Thursday, June 21, 2012

Singles vs. Couples

So...as many people know, I started a new job this week. More on that later. At lunch one day, one of the girls asked me if I had a boyfriend or if I was married. I kind of laughed and said that I haven't been serious about a guy in a long time (well, save for one guy). She nodded and then was quick to point out that though she and her husband had been married for 8 years (together for 14), they "have [their] own lives." It got me wondering why she felt it necessary to qualify her marriage. I certainly don't care if someone has been married for a number of years at our age...more power to them. Maybe she thought I was avoiding a relationship or marriage, so she felt the need to dumb hers down. Who knows. I just found that interesting.

Work has been...intense. It's a lot to know and very involved. Plus, I didn't exactly go to school for my position (medical records specialist). I didn't lie to get the job or anything like that. Over the course of my schooling, I took a handful of classes on medical records, but I went to school mostly for medical transcription. I applied to this position on a whim, probably just thinking it wouldn't hurt (I actually don't remember applying to this position...I had a very large fear I wouldn't find work after graduating and therefore, applied like a madwoman to open healthcare positions). This position is largely a HIM position. There's a lot to know and very little downtime to regroup and do nothing for a moment. Plus, I'm on my feet a lot more than I realized I'd be. Not that I'm complaining. When I walk through the door each evening, though, it does look like I just got done with football practice, the way I'm limping so badly. But, I just keep telling myself that this is the most I've been on my feet (in a day) in at least 3 years, so it'll take some getting used to, but eventually, it won't be so bad.





Monday, June 18, 2012

Orientation = Syllabus Day

Job orientation is very similar to the first day of classes for the semester...you get an overload of paperwork and information which everyone forgets five minutes after walking out the door. Let's not forget the endless powerpoints in which the presenter will read to you everything that appears on the overhead screen (which is mind-numbing at best). A powerpoint on hand washing? Really?! Facts about medical errors? Isn't this why I went to school? If there is a code pink called (child abduction), call security if you encounter crying coming from a book bag. No shit. As I sat in the darkened conference room, fighting off the urge to sleep and trying to quiet my rumbling stomach as I smelled lunch, I wished hard for the super power of time travel. Sadly, as I looked at the clock, willing the hands to move faster, it was only 11:42. Sigh. Five more hours. At least there's only one day of this nonsense. And hey, at least I have a job for which I need orientation. And...I got free swag. Pens and stress balls for everyone!



Sunday, June 10, 2012

A Job! Finally!



Well, after all my work with going back to school and everything, I am proud to say I am back to being a contributing member of society...I have a job.

I am the medical records specialist at Columbia St. Mary's Hospital. I will be working at all three campuses.
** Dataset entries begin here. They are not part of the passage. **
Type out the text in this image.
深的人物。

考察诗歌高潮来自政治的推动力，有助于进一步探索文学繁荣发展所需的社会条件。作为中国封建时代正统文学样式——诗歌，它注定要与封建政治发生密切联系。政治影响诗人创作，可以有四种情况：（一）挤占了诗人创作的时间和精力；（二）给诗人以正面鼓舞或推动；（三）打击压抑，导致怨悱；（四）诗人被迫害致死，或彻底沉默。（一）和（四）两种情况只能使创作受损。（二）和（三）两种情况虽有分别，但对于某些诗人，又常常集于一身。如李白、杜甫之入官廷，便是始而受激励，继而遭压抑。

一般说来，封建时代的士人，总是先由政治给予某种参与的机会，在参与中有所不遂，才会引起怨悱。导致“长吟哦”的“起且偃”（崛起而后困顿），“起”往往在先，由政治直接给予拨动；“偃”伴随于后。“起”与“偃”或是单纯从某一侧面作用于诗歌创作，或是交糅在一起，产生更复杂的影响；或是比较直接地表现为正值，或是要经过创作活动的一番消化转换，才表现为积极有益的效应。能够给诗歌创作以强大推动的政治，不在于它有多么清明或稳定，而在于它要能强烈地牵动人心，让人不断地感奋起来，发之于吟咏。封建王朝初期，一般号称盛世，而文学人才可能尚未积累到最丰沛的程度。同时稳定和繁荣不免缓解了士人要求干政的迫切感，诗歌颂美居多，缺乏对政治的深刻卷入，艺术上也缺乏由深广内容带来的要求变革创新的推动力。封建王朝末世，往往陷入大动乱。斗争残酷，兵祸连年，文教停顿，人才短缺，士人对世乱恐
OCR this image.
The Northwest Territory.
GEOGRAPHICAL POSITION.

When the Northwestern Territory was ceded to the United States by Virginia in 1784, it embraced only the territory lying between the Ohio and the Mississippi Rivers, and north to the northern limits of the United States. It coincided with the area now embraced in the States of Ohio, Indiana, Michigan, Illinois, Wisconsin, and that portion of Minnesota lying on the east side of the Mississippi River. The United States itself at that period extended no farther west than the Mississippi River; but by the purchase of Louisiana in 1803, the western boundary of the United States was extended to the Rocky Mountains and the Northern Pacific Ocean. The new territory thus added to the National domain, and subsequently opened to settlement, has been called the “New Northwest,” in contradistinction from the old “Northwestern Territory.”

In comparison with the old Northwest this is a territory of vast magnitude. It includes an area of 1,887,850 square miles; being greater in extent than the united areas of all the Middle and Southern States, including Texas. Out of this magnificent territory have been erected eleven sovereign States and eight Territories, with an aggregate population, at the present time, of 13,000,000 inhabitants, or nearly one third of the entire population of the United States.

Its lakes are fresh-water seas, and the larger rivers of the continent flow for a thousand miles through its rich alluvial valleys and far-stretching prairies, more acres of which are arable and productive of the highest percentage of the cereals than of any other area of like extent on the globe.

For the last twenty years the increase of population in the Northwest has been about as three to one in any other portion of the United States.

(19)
I have a physical on Tuesday, and I have orientation on the 18th, which is my official start date.

Life seems better already...



Tuesday, June 5, 2012

The Return Home, Day 1.

My mom had knee replacement surgery on her right knee on Friday, June 1. She returned home from the hospital last night around 8 p.m. Let me tell you...I have a whole new respect for those live-in nurses. I can also see how caring for a family member who can't do much for themselves totally becomes a full-time job. It's been 11 hours, and I. Am. Wiped.

I'm used to cooking her meals, so that's really nothing new. But, I'm not used to playing housekeeper, waitress, and nurse. It's weird having to serve and clean up after your own mother. Then there's the injections twice a day (don't want to get a blood clot)...setting my alarm every 4 hours to administer pain meds (even through the night)...being at her side every time she gets up (because once she sits back down, she needs your help)...driving to PT...bathing her...dressing her...the list goes on. Not that I'm complaining. She's my mom and I love her and she more than took care of me when I was in a similar situation 10 years ago (along with the majority of my life...because she is, afterall, my mother). It's just a lot of work.

Also, it's hard to see someone you love in pain (to the point that she's crying). I'm used to me being in pain, but not used to seeing her break down. It makes me want to take her pain on for her. But, I know that's impossible.

It's only the first week, so I know it will get easier from here. I'm just glad I don't start work this week and have the ability to be here to help her.